Cerebral Palsy Educational Issues: Language Difficulties and Adaptations
What Is Cerebral Palsy?
In the United States, almost 800,000 people have one or more cerebral palsy symptoms and each year, 10,000 infants will develop the disorder, according to the National Institute of Neurological Disorders and Stroke. Four types of cerebral palsy exist: athetoid cerebral palsy, spastic cerebral palsy, ataxic cerebral palsy and mixed cerebral palsy. The Center for Parent Information and Resources notes that 50 to 75 percent of cases are spastic cerebral palsy, 10 to 20 percent of cases are athetoid cerebral palsy, and 5 to 10 percent of cases are ataxic cerebral palsy.
The symptoms of cerebral palsy depend on the type that the child has. For example, a child with spastic cerebral palsy has increased muscle tone and has stiff movements. A child with athetoid cerebral palsy has low muscle tone and slow movements. Ataxic cerebral palsy symptoms include problems with balance, depth perception and coordination. If a child has mixed cerebral palsy, she has a combination of symptoms from the different types of cerebral palsy. In addition to these muscular symptoms, children with cerebral palsy can have other issues, including seizure disorders, spinal deformities, failure to thrive and intellectual disabilities. Cerebral palsy can also cause impairment in hearing, vision or speech.
The National Institute of Neurological Disorders and Stroke state that more than one-third of patients with cerebral palsy have difficulties with speech and language; in addition, about 20 percent of children cannot produce intelligible speech. Students with this neurological disorder may have trouble when they form words or may have difficulty speaking clearly. Due to trouble with fine motor control of the lips, patients may speak with a lisp or have flatness in their tone of voice. In addition to issues verbalizing themselves, patients may also have trouble with facial expressions and hand gestures.

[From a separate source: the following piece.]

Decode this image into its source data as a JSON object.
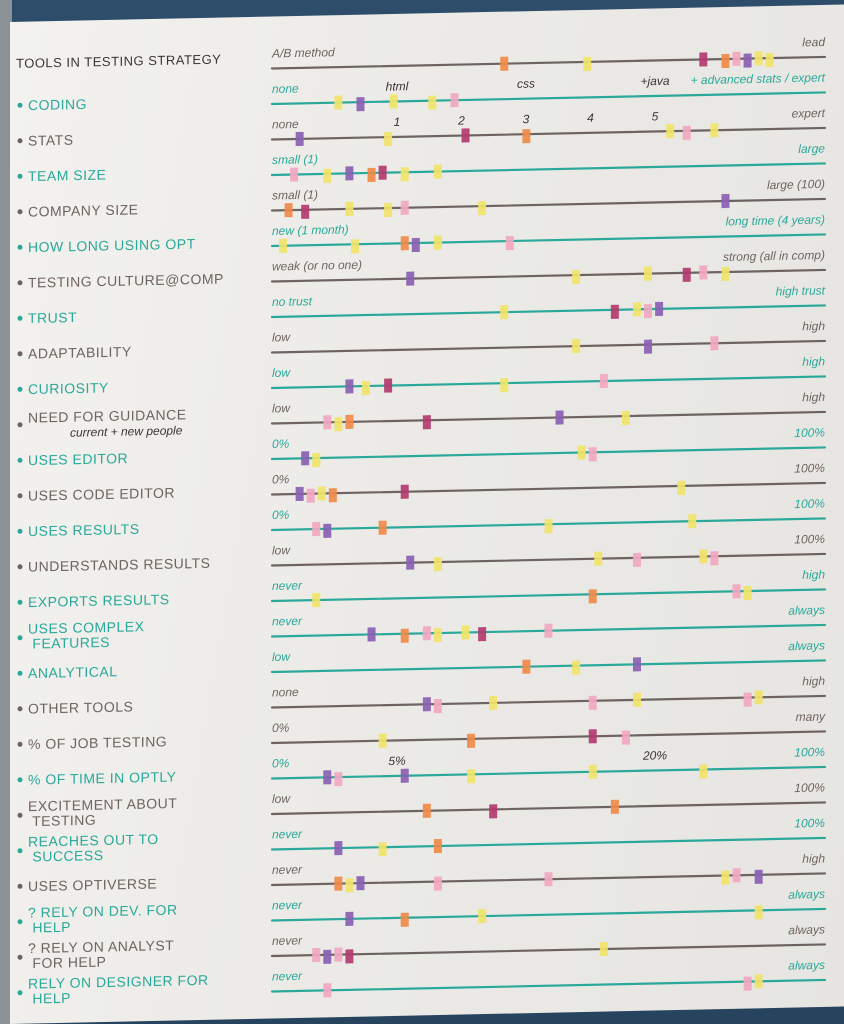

One speech disorder that children with cerebral palsy may have is dysarthria, a motor speech disorder in which the patient has either difficulty controlling the muscles that control speech or has a weakness of these muscles. With dysarthria, patients may have slurred speech, monotone speech or an abnormal rhythm of speech. A slow rate of speech, trouble speaking louder than a whisper, strained voice quality or an uneven volume of speech are also symptoms of dysarthria.
Treatment Options for Speech Difficulties
Cerebral palsy is a team-treated disorder, so a student with cerebral palsy may work with several different health professionals. Speech therapy is an important treatment for patients with speech difficulties. The speech-language pathologist will use several exercises to help the student overcome her specific language difficulty. This may include practicing words that start with a letter the student has trouble with or learning social skills used in conversations. The National Institute of Neurological Disorders and Stroke points out that many times these speech interventions include the patient’s families, who reinforce these new skills with the patient. If the child requires assistive technology because of language and speech issues, the speech-language pathologist can help the child learn how to use these devices.
Assistive Technology Options for Language and Speech
Assistive technology can be an invaluable tool to help students with cerebral palsy with communication methods. The type of assistive technology that a student uses will depend on how severe her language impairment is. Some communication methods can be simple. For example, the National Dissemination Center for Children with Disabilities notes that a student may use a communication board, which has words, letters, pictures and symbols on it. The communication board is an example of a manual communication aid. The student spells out what she would like to say or uses the pictures to convey what she is thinking. While a communication board can be a useful tool, it can only hold a limited number of images. United Cerebral Palsy of Michigan adds that spelling can be time consuming and some ideas cannot be expressed through a picture. In addition, a student who uses a communication board needs someone to assist her.
For students with a severe speech and language impairment, technology-assisted options such as symbol boards, computers and voice synthesizers can be helpful. The electronic devices may produce recorded human speech or electronic speech. United Cerebral Palsy of Michigan notes that some devices come with prerecorded messages, some allow the student to create her own message, while others allow the student to do both. If the student is physically limited and cannot touch the screen, she may use other assistive devices, such as pointing devices attached to a headband or placed in her mouth.
To find the right option for the student, a specialist in augmentative and alternative communication will work with the student, using the device in different settings, such as at home and school. The specialist will see how effective the device is for the student and how easy it is to use the device.
Issues to Keep in Mind
Lawrence Technological University points out that when working with students who have cerebral palsy, as well as speech and language difficulties, there are some etiquette points to keep in mind. For example, if you are working with a student and cannot understand what she has said, ask her to repeat herself. The university also suggests repeating back the information to make sure you understand what the student said. Finally, if the student is using cerebral palsy communication methods, she may not mind having her sentences finished to save her time, but before doing so, always make sure the student is okay with this.